People with diabetes often fear that they'll never be able to eat good-tasting food again. That's what registered dietitian and exercise physiologist Ann Albright found when working with those patients. "They sometimes felt like they were going to prison, and they were only going to drink water and eat toothpicks for the rest of their lives," she says.
She quickly assured them that this wasn't the case but told them they would have to learn to make more healthful choices.
Albright, who has type 1 diabetes, now works full time trying to help people with diabetes improve their diets. She's head of the diabetes division at the Centers for Disease Control and Prevention in Atlanta, and the American Diabetes Association's president of Healthcare and Education.
Diabetes is a condition in which the body does not make enough of the hormone insulin, or it doesn't use the insulin properly. Insulin helps glucose (sugar) get into cells, where it is used for energy. If not enough insulin is produced or it doesn't function normally, sugar builds up in the blood, damaging nerves and blood vessels.
There are two major forms: type 1 and type 2. The latter accounts for 90 percent of diabetes cases and is associated with obesity and inactivity. Most people with type 2 diabetes could benefit from weight loss, experts say. Even losing as little as 5 percent to 10 percent of body weight and keeping it off can help, Albright says.
Healthful eating and regular physical activity are crucial for patients with diabetes because controlling blood sugar can prevent such complications as heart disease and kidney failure, experts agree. But there's no one single diet that works for everyone, Albright says. "Gone are the days of being one diabetic diet. We try not to teach that any longer."
Most people need an individual nutrition plan, she says, and should work with a registered dietitian or other health professional to figure out what will work best for their lifestyle, schedule and tastes. "There are decisions and nuances in diets that need to be considered for each patient."

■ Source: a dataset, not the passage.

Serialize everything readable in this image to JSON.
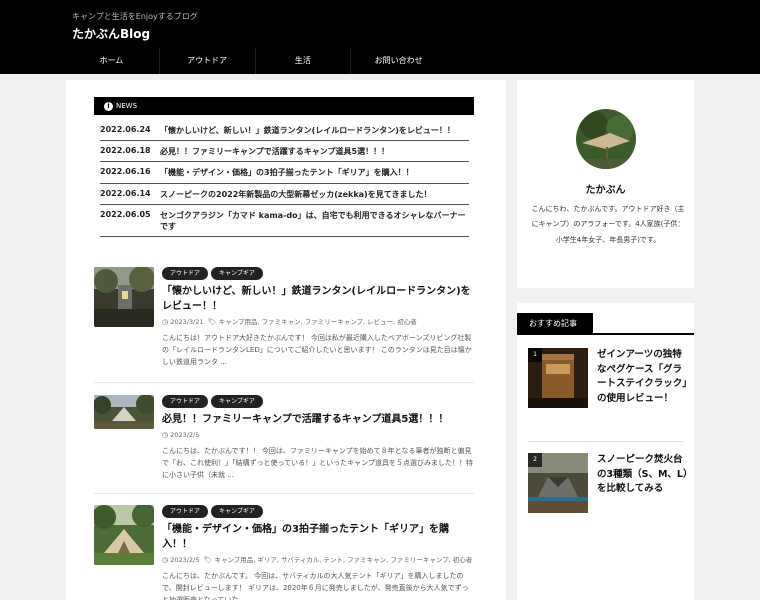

Some people use meal-planning exchange lists, which group foods that have similar amounts of carbohydrates, protein, fat and calories. Some count carbs or calories.
Many patients need to pay closer attention to carbohydrates, which are found in whole grains, vegetables, fruits, desserts and other sweets, Albright says. Carbohydrates have the biggest impact on blood sugar, but that doesn't mean that everyone with diabetes should adopt a low-carbohydrate diet, she says. The general recommendation is 45 percent to 55 percent of calories from carbs, but this is only a guideline, she says.
Albright tells people that they have only so many carbohydrate bucks to spend in their daily diets, so it's better if they spend them wisely on foods such as vegetables and fruits that are rich in fiber, vitamins and other nutrients than on candy, cake, cookies and other highly processed foods.
People with diabetes can have some sweets, but how much they can eat depends on their blood sugar and weight goals, she says. The amount should be worked into an overall healthful diet.
Most patients also need to limit their saturated (animal) and trans fat intakes because those contribute to heart disease, she says.